There is nothing better than homemade chicken noodle soup when you start experiencing the symptoms of a cold bug invasion. You can even multi-task while you make it! Over the years I have made it my quest to find the best anti-inflammatory, bacteria fighting, immune boosting ingredients to add to my stock pot while considering my time, budget, and energy levels. Making soup has always been my first line of defense before raiding the cold medicine counter at the local pharmacy.

Get the most use out of your chicken! This recipe yields about 10 servings of chicken noodle soup, 3 – 4 c. of loose chicken to use in salads, hot dishes, toss with pasta, etc., and 3 pints of bone broth.

Kick Your Cold to the Curb with a Chicken Recipe:

1 2 ½ – 3 lb. whole organic, free range chicken (including neck, organs, etc.)

7 large carrots, sliced

5 parsnips, sliced

2 whole onions, chopped

4 celery stalks, sliced

4 whole bay leaves

salt and pepper to taste (add one layer of salt with each new ingredient, or to your preference)

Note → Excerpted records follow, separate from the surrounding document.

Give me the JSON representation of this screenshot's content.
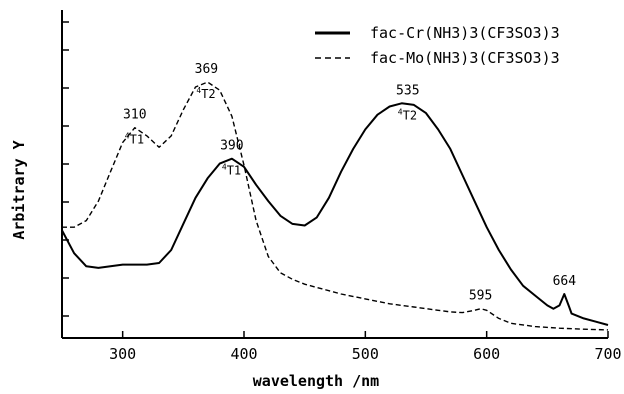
{
  "chart_data": {
    "type": "line",
    "xlabel": "wavelength /nm",
    "ylabel": "Arbitrary Y",
    "xlim": [
      250,
      700
    ],
    "ylim": [
      0,
      1.0
    ],
    "x_ticks": [
      300,
      400,
      500,
      600,
      700
    ],
    "y_ticks": "unlabeled (9 minor ticks)",
    "grid": false,
    "legend_position": "top-right",
    "series": [
      {
        "name": "fac-Cr(NH3)3(CF3SO3)3",
        "style": "solid",
        "x": [
          250,
          260,
          270,
          280,
          290,
          300,
          310,
          320,
          330,
          340,
          350,
          360,
          370,
          380,
          390,
          400,
          410,
          420,
          430,
          440,
          450,
          460,
          470,
          480,
          490,
          500,
          510,
          520,
          530,
          540,
          550,
          560,
          570,
          580,
          590,
          600,
          610,
          620,
          630,
          640,
          650,
          655,
          660,
          664,
          668,
          670,
          680,
          690,
          700
        ],
        "values": [
          0.33,
          0.26,
          0.22,
          0.215,
          0.22,
          0.225,
          0.225,
          0.225,
          0.23,
          0.27,
          0.35,
          0.43,
          0.49,
          0.535,
          0.55,
          0.525,
          0.47,
          0.42,
          0.375,
          0.35,
          0.345,
          0.37,
          0.43,
          0.51,
          0.58,
          0.64,
          0.685,
          0.71,
          0.72,
          0.715,
          0.69,
          0.64,
          0.58,
          0.5,
          0.42,
          0.34,
          0.27,
          0.21,
          0.16,
          0.13,
          0.1,
          0.09,
          0.1,
          0.135,
          0.095,
          0.075,
          0.06,
          0.05,
          0.04
        ]
      },
      {
        "name": "fac-Mo(NH3)3(CF3SO3)3",
        "style": "dashed",
        "x": [
          250,
          260,
          270,
          280,
          290,
          300,
          310,
          320,
          330,
          340,
          350,
          360,
          370,
          380,
          390,
          400,
          410,
          420,
          430,
          440,
          450,
          460,
          470,
          480,
          500,
          520,
          540,
          560,
          570,
          580,
          590,
          595,
          600,
          610,
          620,
          640,
          660,
          680,
          700
        ],
        "values": [
          0.34,
          0.34,
          0.36,
          0.42,
          0.51,
          0.6,
          0.645,
          0.62,
          0.585,
          0.62,
          0.7,
          0.77,
          0.785,
          0.76,
          0.68,
          0.53,
          0.36,
          0.25,
          0.2,
          0.18,
          0.165,
          0.155,
          0.145,
          0.135,
          0.12,
          0.105,
          0.095,
          0.085,
          0.08,
          0.078,
          0.085,
          0.09,
          0.085,
          0.06,
          0.045,
          0.035,
          0.03,
          0.027,
          0.025
        ]
      }
    ],
    "annotations": [
      {
        "text": "310",
        "x": 310,
        "y": 0.645,
        "band": "T1",
        "sup": "4"
      },
      {
        "text": "369",
        "x": 369,
        "y": 0.785,
        "band": "T2",
        "sup": "4"
      },
      {
        "text": "390",
        "x": 390,
        "y": 0.55,
        "band": "T1",
        "sup": "4"
      },
      {
        "text": "535",
        "x": 535,
        "y": 0.72,
        "band": "T2",
        "sup": "4"
      },
      {
        "text": "595",
        "x": 595,
        "y": 0.09,
        "band": "",
        "sup": ""
      },
      {
        "text": "664",
        "x": 664,
        "y": 0.135,
        "band": "",
        "sup": ""
      }
    ]
  }
}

10 cups of water, plus additional for bone broth

½ lemon cut into wide slices

1/8 -1/4 tsp each fresh or dried oregano, thyme, ginger, turmeric, pepper

1 bulb of fresh garlic peeled and sliced

3 – 4 large handfuls of egg noodles

Step One: Chicken Stock

Fill a large stock pot with whole chicken, 3 carrots, 1 onion, 2 celery stalks, 2 parsnips, ½ lemon, 2 bay leaves and cover with water. Place the lid on the stock pot and bring to a boil over medium high heat. Once the water is boiling, turn it down to low and let it simmer for one hour, flipping the chicken half way through.

Making the stock

Making the stock

After an hour pierce the chicken with a fork to see if the meat pulls easily from the bone. Continue to simmer on low until the meat pulls easily off the bone.

Preheat your oven to 450°.

Once the chicken meat is tender and falls from the bone, remove the entire chicken from the stock. Let cool enough so it is not too hot to touch. Using a fork pull all the meat from the bones and put in a separate dish. Add any fat or skin back to the stock pot, along with the spices and garlic, continue to simmer for another hour.

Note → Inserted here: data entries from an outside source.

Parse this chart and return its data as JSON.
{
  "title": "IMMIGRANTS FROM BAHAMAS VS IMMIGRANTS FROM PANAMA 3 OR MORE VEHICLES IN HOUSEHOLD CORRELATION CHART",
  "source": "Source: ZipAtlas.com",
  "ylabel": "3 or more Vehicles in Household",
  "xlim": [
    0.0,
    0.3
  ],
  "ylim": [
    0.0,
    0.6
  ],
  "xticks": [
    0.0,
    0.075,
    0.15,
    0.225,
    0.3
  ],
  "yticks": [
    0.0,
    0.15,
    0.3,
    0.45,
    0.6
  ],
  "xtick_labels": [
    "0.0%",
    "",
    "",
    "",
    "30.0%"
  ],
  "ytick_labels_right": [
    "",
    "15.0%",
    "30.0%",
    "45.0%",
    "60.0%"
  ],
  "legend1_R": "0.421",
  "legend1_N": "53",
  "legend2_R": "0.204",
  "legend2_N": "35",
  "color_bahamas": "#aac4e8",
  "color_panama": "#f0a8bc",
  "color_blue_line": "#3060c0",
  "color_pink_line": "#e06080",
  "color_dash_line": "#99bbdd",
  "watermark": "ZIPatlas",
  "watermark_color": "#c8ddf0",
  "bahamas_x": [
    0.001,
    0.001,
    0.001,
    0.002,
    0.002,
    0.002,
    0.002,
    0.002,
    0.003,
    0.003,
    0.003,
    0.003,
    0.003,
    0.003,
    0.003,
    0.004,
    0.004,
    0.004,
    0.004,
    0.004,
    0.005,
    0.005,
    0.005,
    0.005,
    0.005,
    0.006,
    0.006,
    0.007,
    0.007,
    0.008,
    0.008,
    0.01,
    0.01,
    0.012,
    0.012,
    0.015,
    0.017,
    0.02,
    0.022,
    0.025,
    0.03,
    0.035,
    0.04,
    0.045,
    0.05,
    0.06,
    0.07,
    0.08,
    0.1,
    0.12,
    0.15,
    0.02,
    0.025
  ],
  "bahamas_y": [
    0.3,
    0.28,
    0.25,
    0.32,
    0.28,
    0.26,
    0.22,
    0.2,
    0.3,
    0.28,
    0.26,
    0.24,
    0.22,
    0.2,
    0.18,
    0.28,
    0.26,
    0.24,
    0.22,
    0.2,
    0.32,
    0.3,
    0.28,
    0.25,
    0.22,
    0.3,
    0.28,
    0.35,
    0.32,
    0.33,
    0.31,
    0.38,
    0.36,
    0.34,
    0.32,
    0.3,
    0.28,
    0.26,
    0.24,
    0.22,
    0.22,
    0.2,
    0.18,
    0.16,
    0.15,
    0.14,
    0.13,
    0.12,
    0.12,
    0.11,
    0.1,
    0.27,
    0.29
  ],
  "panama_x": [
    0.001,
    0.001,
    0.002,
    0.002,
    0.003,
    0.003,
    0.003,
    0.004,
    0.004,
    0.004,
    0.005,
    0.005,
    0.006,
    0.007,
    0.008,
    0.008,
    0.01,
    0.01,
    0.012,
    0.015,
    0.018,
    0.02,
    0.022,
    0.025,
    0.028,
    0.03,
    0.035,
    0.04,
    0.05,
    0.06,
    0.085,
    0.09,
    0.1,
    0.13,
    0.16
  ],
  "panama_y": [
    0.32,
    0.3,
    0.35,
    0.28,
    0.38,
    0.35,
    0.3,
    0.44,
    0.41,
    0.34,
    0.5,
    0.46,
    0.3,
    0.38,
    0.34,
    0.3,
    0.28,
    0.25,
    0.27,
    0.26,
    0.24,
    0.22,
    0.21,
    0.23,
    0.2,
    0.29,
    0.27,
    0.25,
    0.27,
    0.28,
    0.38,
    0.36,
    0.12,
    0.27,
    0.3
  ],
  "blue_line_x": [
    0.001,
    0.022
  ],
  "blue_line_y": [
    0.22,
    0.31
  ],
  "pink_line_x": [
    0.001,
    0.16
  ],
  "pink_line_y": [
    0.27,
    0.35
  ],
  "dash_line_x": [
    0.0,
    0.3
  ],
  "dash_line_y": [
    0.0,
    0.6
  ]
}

Remove all of the solids from the broth and carefully run through a fine strainer.


Once cooled you can puree, or toss whole boiled vegetables in a freezer bag and freeze for a future soup base.

Step Two: Bone Broth

A cup of bone broth

A cup of bone broth

Place all of the chicken bones in a single layer on a baking sheet. Roast bones for 25 minutes on the middle rack at 450°. You may hear them crackling while they roast; the goal is to lock in all the remaining flavor and nutrition to pull out into your broth.

Put roasted bones in a separate stock pot, along with the other half of your garlic bulb (peeled and sliced), and cover with water. Add lid and bring to a boil over medium high heat. Once the water is boiling, simmer on low for up to six hours. The longer you simmer the bones the more flavor benefit your broth will have.

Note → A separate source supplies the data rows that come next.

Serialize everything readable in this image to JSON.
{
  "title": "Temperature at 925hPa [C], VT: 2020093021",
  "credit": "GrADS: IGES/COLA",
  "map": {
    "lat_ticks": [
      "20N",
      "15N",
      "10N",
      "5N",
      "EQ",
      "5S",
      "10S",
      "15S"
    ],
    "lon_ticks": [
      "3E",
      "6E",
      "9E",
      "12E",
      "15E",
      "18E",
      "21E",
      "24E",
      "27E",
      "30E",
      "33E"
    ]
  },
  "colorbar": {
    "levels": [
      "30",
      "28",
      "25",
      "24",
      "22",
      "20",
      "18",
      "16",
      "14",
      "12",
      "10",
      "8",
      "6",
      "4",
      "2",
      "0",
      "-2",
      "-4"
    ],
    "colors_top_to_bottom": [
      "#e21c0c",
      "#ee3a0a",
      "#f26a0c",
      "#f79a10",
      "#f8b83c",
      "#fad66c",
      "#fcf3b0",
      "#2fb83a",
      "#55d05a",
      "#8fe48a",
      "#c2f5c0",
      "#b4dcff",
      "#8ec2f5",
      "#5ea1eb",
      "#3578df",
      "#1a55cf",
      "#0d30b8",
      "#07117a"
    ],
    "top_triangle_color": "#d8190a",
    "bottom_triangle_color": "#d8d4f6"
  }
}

Run broth through a sieve, cheese cloth, or fine strainer to remove bone particulates and store cooled broth in a large mason jar or pitcher in the refrigerator for sipping as needed.


Note: I like to warm my bone broth in a mug with the spices and herbs listed in this recipe, including garlic and onion powder. Try experimenting with what you like. Sage is really nice too.

Step Three: Chicken noodle soup

soup cn

Chicken Noodle Soup

Using your pre-made stock, add remaining vegetables, herbs, and spices to the pot. Let simmer on medium high until the carrots and parsnips are easily pierced with a fork. Add your pieces of chicken and noodles and let low boil until the noodles are done.


Ladle soup into bowls. Serve with a fresh sprig of thyme and buttered bread. Feel better soon!

Disclaimer: I am not a doctor. I am a Certified Integrative Nutrition Health & Wellness Coach and Natural Chef. It is my recommendation that you always consult with a doctor for your healthcare concerns.